Verfahrensgegenstand

Abführung von Mehrerlös

In der Einziehungssache
hat der 3. Strafsenat des Bundesgerichtshofs
in der Sitzung vom 3. Juli 1952,
an der teilgenommen haben:
Bundesrichter Dr. Kirchner als Vorsitzender,
Bundesrichter Dr. Koeniger
Bundesrichter Prof. Dr. Busch
Bundesrichter Scharpenseel
Bundesrichter Dr.

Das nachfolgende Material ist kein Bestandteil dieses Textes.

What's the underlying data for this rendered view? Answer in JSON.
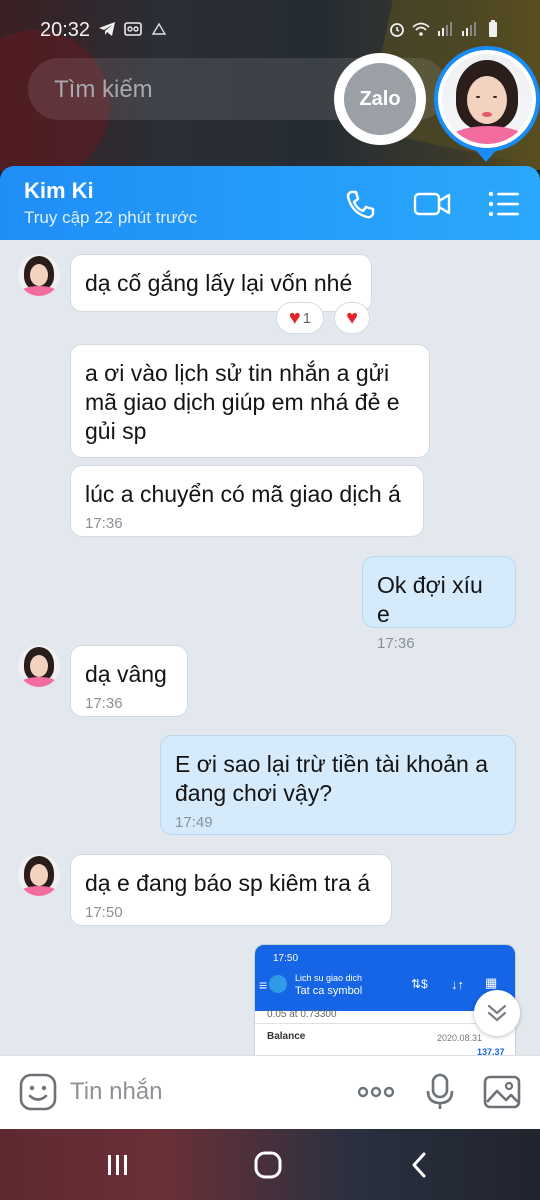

Baldus als beisitzende Richter,
Landgerichtsrat ... als Vertreter der Bundesanwaltschaft,
Justizangestellter ... als Urkundsbeamter der Geschäftsstelle,
für Recht erkannt:

Tenor:

Auf die Revision der Staatsanwaltschaft wird das Urteil des Landgerichts in Frankfurt/Main vom 11. Januar 1951 mit den Feststellungen aufgehoben.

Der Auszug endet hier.